April 28, 2021

Better To Die

 

By Steve Smith
Historical Fiction
War & Military
Thriller

'Steve Smith, has written a ripping good yarn and knows of what he writes. Move over Bernard Cornwell and Wilbur Smith!'
— James Boschert, author of When the Jungle is Silent

My Review


In 1996 a British Army border post known as 'Hotel 55' comes under attack from the IRA. Sergeant Nick Adair loses his life bravely protecting a fellow soldier. But during the aftermath eyewitnesses claim Adair was a coward and had died while hiding inside a steel locker. 

Fast forward to 2021 and Sergeant Adair's son Jack has left the French Foreign Legion to pursue a career as a Sandhurst officer. He's determined to follow in his father's footsteps by joining the elite King's Royal Rangers. However, competition is stiff and Jack is overshadowed by his father's cowardly reputation.  

During training Jack ruffles the feathers of cadet Vyvyan Phillips, who is the younger son of General Phillips — the same General Phillips who was present during the 1996 attack on Hotel 55 and decorated for his heroics that day.

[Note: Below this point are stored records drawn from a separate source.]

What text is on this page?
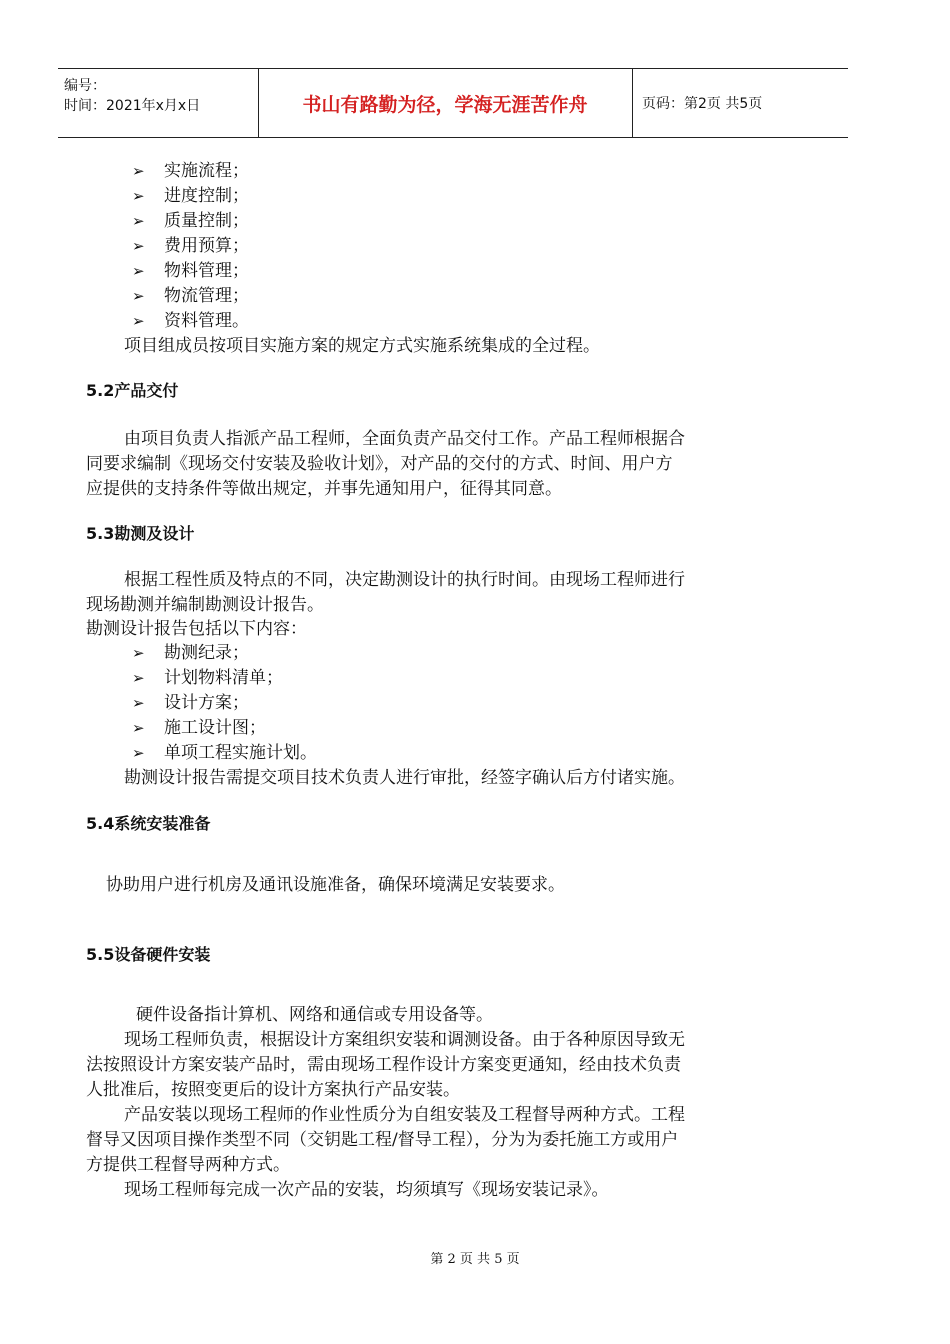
编号：
时间：2021年x月x日	书山有路勤为径，学海无涯苦作舟	页码：第2页 共5页
➢ 实施流程；
➢ 进度控制；
➢ 质量控制；
➢ 费用预算；
➢ 物料管理；
➢ 物流管理；
➢ 资料管理。
项目组成员按项目实施方案的规定方式实施系统集成的全过程。
5.2产品交付
由项目负责人指派产品工程师，全面负责产品交付工作。产品工程师根据合
同要求编制《现场交付安装及验收计划》，对产品的交付的方式、时间、用户方
应提供的支持条件等做出规定，并事先通知用户，征得其同意。
5.3勘测及设计
根据工程性质及特点的不同，决定勘测设计的执行时间。由现场工程师进行
现场勘测并编制勘测设计报告。
勘测设计报告包括以下内容：
➢ 勘测纪录；
➢ 计划物料清单；
➢ 设计方案；
➢ 施工设计图；
➢ 单项工程实施计划。
勘测设计报告需提交项目技术负责人进行审批，经签字确认后方付诸实施。
5.4系统安装准备
协助用户进行机房及通讯设施准备，确保环境满足安装要求。
5.5设备硬件安装
硬件设备指计算机、网络和通信或专用设备等。
现场工程师负责，根据设计方案组织安装和调测设备。由于各种原因导致无
法按照设计方案安装产品时，需由现场工程作设计方案变更通知，经由技术负责
人批准后，按照变更后的设计方案执行产品安装。
产品安装以现场工程师的作业性质分为自组安装及工程督导两种方式。工程
督导又因项目操作类型不同（交钥匙工程/督导工程），分为为委托施工方或用户
方提供工程督导两种方式。
现场工程师每完成一次产品的安装，均须填写《现场安装记录》。
第 2 页 共 5 页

But was Phillips' eyewitness statement a truthful account or did he lie to protect his own reputation and further his career? Has there been a cover-up lasting twenty-five-years and if so, can it be proven?.....

I'll be totally honest here and admit that military books aren't usually my thing. However, I'm so pleased I took a chance because this time it came up trumps. The author is a former British Army officer who really knows his stuff. His expert knowledge is unparalleled and left me in awe. What an amazing career he must have had and it was a privilege to be given a glimpse into army life, albeit fictional, through the characters in this book.

Due to being outside my normal reading comfort zone, it took a little while to adjust and connect with the story. I was unsure if this was something I was going to enjoy or whether it would be a slog. I really needn't have worried — the characters were fully developed and the writing was superb. I was soon eagerly turning pages and fully immersed. The story flowed exceptionally well and I became invested in Jack's life and career. What a great read! I highly recommend it. 

Book Source: Review copy from the author
My Rating ⭐⭐⭐⭐

Buy From: Amazon UK | Amazon USA

Paperback: 380 pages
Publisher: James Boschert Publishing LLC (18 Feb 2021)
ISBN-13: 978-1950586738
Genre: Historical Fiction, War & Military, Thriller

The Blurb


1996: Sergeant Nick Adair defends British Army border post "Hotel 55" from being overrun by the IRA, but the only witnesses to his bravery tell a different tale, with themselves as heroes and Adair castigated as a coward. 

2021: After a five-year stint with the French Foreign Legion, Jack Adair is determined to have a career as a Sandhurst officer, preferably in his father's old regiment, the King's Royal Rangers. But the KRR considers itself elite, professionally and socially, with scant room for a rough diamond like Adair. Cadet Vyvyan Phillips is more the thing: younger son of General Phillips, the decorated hero of the Hotel 55 incident. The General's reputation shines so brightly, it blinds everyone but Jack to Vyvyan's incompetence.

There is far more to the murky events connected to Hotel 55 but over time they have been either suppressed or ignored. The rivalry between Adair and Phillips extends beyond the confines of training and field command. Both take a keen interest in fellow officer Gemma Page, of Intel Corps. And then the battalion deploys to Gaziantep.

The Author



Steve Smith MBE is a former British Army officer who specialised in logistics, intelligence, and high-threat, counter-terrorist, bomb disposal. He served on operations in Northern Ireland, Kosovo and Iraq, and deployed on short term missions to a number of other hotspots around the world.

On leaving the Army as a colonel, Steve became involved in international aid and development. As CEO/board member of several charities, he has overseen programmes to reduce armed violence, support refugees, and safeguard children in conflict zones, in Africa and the Middle East.

He was appointed MBE for his work in Northern Ireland.